Être mère n’est pas « naturel », c’est complexe et violent. Oui, j’utilise le mot violent à bon escient. Quand j’écoute des femmes raconter leur maternité, je n’ai jamais autant envie de hurler contre la société. On leur reproche toujours de ne pas être à la hauteur, de ne pas répondre aux attentes : pas assez courageuses par rapport à la durée et au poids de la grossesse, pas assez fortes contre la douleur de l’accouchement, pas assez responsables quant à ce qui les attend après, pas assez ceci, trop cela. La femme n’est jamais assez exemplaire et parfaite aux yeux du monde, la barre est placée non plus haute mais hors d’atteinte et culpabilise les mères. Non seulement elle n’est pas assez bonne mère mais elle perd également son statut de femme si durement acquis. (Oui, on ne naît pas « femme » non plus, on le devient à la sueur du combat contre le patriarcat !)
Combien de personnes autour de vous avez-vous entendu parler de la perte de la libido d’une femme après un enfant ? Combien de fois a-t-on entendu dire qu’elle ne prenait plus soin de son mari (?) et qu’elle ne s’intéressait plus qu’à son bébé ? Combien d’hommes se sont plaints de l’éloignement de leur femme après leur accouchement ? Et combien d’hommes ont vécu un accouchement pour pouvoir en parler ? Je demande parce que je pense que la société ne se rend pas compte du poids qu’elle fait peser sur les épaules des mères : elles doivent devenir du jour au lendemain des mères parfaites tout en restant des amantes passionnées.
Devenir mère, c’est une expérience incommensurable dans une vie de femme. Ce sont des changements tant physiques qu’hormonaux, mais aussi de statut social, de vision de soi ou de rapport à l’autre. Devenir mère, c’est changer de vie quelque part. En tout cas, c’est voir la sienne transformée à jamais.
Pourquoi l’homme ne vit-il pas ce changement autant que la femme ?
Parce qu’on n’attend pas de lui qu’il soit parfait dans ce rôle paternel, on ne lui demande pas d’allaiter 24h/24, de se lever toutes les nuits (il travaille, lui !), de couver son petit, de gérer ses pleurs et ses cris incompréhensibles, de savoir comment s’y prendre en cas de problème, etc. Vous allez dire que j’exagère, que les pères s’impliquent dans les naissances, qu’on n’est plus dans les années 40. Détrompez-vous, le problème n’a pas changé d’un iota, on attend toujours des femmes qu’elles soient des mères irréprochables quand on est bien plus laxiste avec la position du père. Regardez ces vidéos où l’on s’émerveille devant ce papa formidable qui donne le bain à son tout-petit, ou celle de ce père génial qui incruste son fils dans des scènes de films catastrophe…
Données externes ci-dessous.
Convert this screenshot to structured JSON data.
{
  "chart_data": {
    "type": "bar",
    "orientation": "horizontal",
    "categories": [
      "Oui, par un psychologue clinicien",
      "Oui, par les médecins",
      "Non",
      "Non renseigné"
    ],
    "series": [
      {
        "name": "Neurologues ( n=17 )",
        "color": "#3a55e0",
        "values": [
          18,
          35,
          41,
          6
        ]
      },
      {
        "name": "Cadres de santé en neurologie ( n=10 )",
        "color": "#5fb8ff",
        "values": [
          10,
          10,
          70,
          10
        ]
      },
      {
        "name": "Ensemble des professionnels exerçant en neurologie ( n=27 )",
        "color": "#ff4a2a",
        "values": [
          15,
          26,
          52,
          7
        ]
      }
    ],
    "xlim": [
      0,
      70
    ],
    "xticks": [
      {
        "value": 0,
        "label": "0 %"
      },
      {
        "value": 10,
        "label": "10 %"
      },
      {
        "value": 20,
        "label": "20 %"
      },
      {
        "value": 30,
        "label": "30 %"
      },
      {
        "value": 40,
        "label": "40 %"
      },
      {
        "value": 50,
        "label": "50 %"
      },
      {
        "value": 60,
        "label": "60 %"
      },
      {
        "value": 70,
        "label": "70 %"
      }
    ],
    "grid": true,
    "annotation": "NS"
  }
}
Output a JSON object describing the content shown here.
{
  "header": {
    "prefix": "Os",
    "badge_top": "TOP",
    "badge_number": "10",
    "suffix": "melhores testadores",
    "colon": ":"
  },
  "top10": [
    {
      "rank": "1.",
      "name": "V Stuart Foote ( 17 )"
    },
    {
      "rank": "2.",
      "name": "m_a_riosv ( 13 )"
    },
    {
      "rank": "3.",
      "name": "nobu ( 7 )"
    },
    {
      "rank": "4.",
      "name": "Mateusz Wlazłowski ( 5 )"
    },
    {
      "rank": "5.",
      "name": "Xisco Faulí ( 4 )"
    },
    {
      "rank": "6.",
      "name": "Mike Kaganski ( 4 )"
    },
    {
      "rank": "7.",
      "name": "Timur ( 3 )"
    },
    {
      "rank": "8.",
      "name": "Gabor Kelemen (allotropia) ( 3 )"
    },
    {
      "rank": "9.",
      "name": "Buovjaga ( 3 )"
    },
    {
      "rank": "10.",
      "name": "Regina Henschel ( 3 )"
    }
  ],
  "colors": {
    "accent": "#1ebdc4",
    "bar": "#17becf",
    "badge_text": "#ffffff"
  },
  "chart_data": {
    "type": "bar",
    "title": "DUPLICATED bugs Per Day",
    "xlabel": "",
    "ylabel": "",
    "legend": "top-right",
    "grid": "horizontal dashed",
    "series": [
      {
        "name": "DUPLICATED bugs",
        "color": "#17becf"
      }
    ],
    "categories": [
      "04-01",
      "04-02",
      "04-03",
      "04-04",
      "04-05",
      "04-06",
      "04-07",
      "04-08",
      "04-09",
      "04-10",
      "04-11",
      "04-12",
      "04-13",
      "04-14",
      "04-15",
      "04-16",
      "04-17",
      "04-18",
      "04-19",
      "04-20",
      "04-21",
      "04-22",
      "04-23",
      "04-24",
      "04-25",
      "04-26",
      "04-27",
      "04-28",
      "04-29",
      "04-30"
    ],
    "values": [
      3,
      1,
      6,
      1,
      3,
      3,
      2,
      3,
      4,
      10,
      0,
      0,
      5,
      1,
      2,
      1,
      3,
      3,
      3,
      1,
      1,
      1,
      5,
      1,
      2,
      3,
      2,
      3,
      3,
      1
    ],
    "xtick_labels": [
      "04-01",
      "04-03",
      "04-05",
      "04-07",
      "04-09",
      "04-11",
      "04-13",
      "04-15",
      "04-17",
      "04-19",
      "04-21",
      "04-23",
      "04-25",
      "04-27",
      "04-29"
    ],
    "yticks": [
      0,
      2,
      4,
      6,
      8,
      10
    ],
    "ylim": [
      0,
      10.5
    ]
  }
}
La société est toujours en émerveillement devant les papas géniaux alors que jamais vous ne verrez de telles considérations pour des mamans, puisque de toute façon, tout ce que font les mamans est normal et banalisé. C’est ainsi, c’est notre société patriarcale, ce que nous, féministes, combattons chaque jour de notre vie. Et pourtant, je vois encore et toujours des femmes venir me parler de leur expérience de la maternité et des problèmes de couple qu’elles ont rencontrés.
Certes, si leur compagnon a été présent pour la naissance, s’il a pris part depuis l’arrivée du bébé en terme de biberons, couches et réveils nocturnes, il n’en reste pas moins que ce n’est pas lui qui a été meurtri dans sa chair, qui a subi les assauts de ses hormones, qui a subi l’effort physique le plus inconcevable qu’un corps puisse accepter. Parlons-en, de ce corps ! Croyez-vous qu’une femme se trouve belle et séduisante après son accouchement ? Pensez-vous qu’elle puisse accepter ce ventre flasque du jour au lendemain comme étant un artefact de sa maternité ? Pensez-vous que l’on puisse se trouver sexy quand on a des kilos en trop, les seins qui gouttent ou que l’on a toujours mal au niveau du périnée ? Oui, il faut du temps au corps pour se remettre d’un accouchement, il en faut autant pour se remettre psychologiquement de l’épreuve qu’il a traversé. Neuf mois pour faire, neuf mois pour défaire ce que la nature nous a offert… un vieil adage de grand-mère, mais pas loin de la vérité.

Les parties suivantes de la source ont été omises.